Primary source: BBC World News. Full source links and update notes are below.
Fast summary
Start here
- President Putin reported six deaths and 39 injuries following a three-wave drone attack on a building in occupied Starobilsk.
- Ukraine's military claims the strike successfully hit the headquarters of Russia's elite Rubicon drone unit rather than a civilian site.
- The incident follows a separate Ukrainian claim of a strike on an FSB headquarters in the Kherson region involving approximately 100 casualties.

What happened
Russian President Vladimir Putin announced that a Ukrainian drone strike hit a student dormitory in the occupied town of Starobilsk, Luhansk region. According to Russian officials, the overnight attack resulted in six deaths, 39 injuries, and left 15 people missing. Putin characterized the strike as a deliberate hit on a civilian facility, asserting that there were no military or intelligence services located in the vicinity.
What's new in this update
Following the incident, Putin has ordered the Russian military to draft specific proposals for a retaliatory response. This public directive marks a formal escalation in rhetoric regarding front-line strikes. While Russia showed footage of an injured 19-year-old student, no imagery of the deceased has been released. Simultaneously, Ukraine confirmed its forces conducted an overnight strike in Starobilsk but identified a different target.
Key details
The attack reportedly involved three waves of 16 drones. Ukraine's military stated its target was the headquarters of the Rubicon unit, an elite Russian drone division that Kyiv accuses of regularly attacking Ukrainian civilians. In a separate development, Ukrainian President Volodymyr Zelenskyy claimed a successful strike on an FSB headquarters in the Moscow-seized Kherson region, reporting roughly 100 Russian occupiers were killed or injured.
Background and context
Both sides have frequently traded accusations of targeting civilians since the full-scale invasion began in 2022. Last week, Ukrainian officials reported 24 deaths, including three children, after a Russian missile destroyed a residential high-rise in Kyiv.

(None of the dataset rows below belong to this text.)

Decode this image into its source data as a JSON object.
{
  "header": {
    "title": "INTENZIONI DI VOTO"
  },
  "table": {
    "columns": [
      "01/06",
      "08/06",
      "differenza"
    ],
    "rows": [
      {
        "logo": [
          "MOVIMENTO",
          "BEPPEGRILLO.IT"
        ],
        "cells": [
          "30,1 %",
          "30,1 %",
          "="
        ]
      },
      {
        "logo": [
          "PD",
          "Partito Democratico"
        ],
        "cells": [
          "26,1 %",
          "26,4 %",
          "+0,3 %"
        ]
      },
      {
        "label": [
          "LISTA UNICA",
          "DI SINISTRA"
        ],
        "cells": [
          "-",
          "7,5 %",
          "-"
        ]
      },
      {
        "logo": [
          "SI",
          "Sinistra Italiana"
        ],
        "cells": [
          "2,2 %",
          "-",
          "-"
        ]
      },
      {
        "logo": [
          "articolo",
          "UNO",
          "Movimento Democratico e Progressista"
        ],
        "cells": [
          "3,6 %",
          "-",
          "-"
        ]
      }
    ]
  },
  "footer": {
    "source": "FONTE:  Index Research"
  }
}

Ukraine maintains that its strikes strictly adhere to international humanitarian law by targeting only military infrastructure, a claim Russia frequently disputes while denying its own strikes on civilian areas.
What to watch next
The immediate focus remains on the Russian military's upcoming proposals for retaliation, which may lead to intensified missile or drone barrages against Ukrainian urban centers. Observers will also look for independent verification of the damage in Starobilsk to determine if the struck facility was indeed the Rubicon unit headquarters or a civilian dormitory as claimed by the Kremlin.
Why it matters
The exchange of strikes on sensitive targets and the public vow of retaliation signal a potential escalation in long-range drone warfare and reprisal attacks.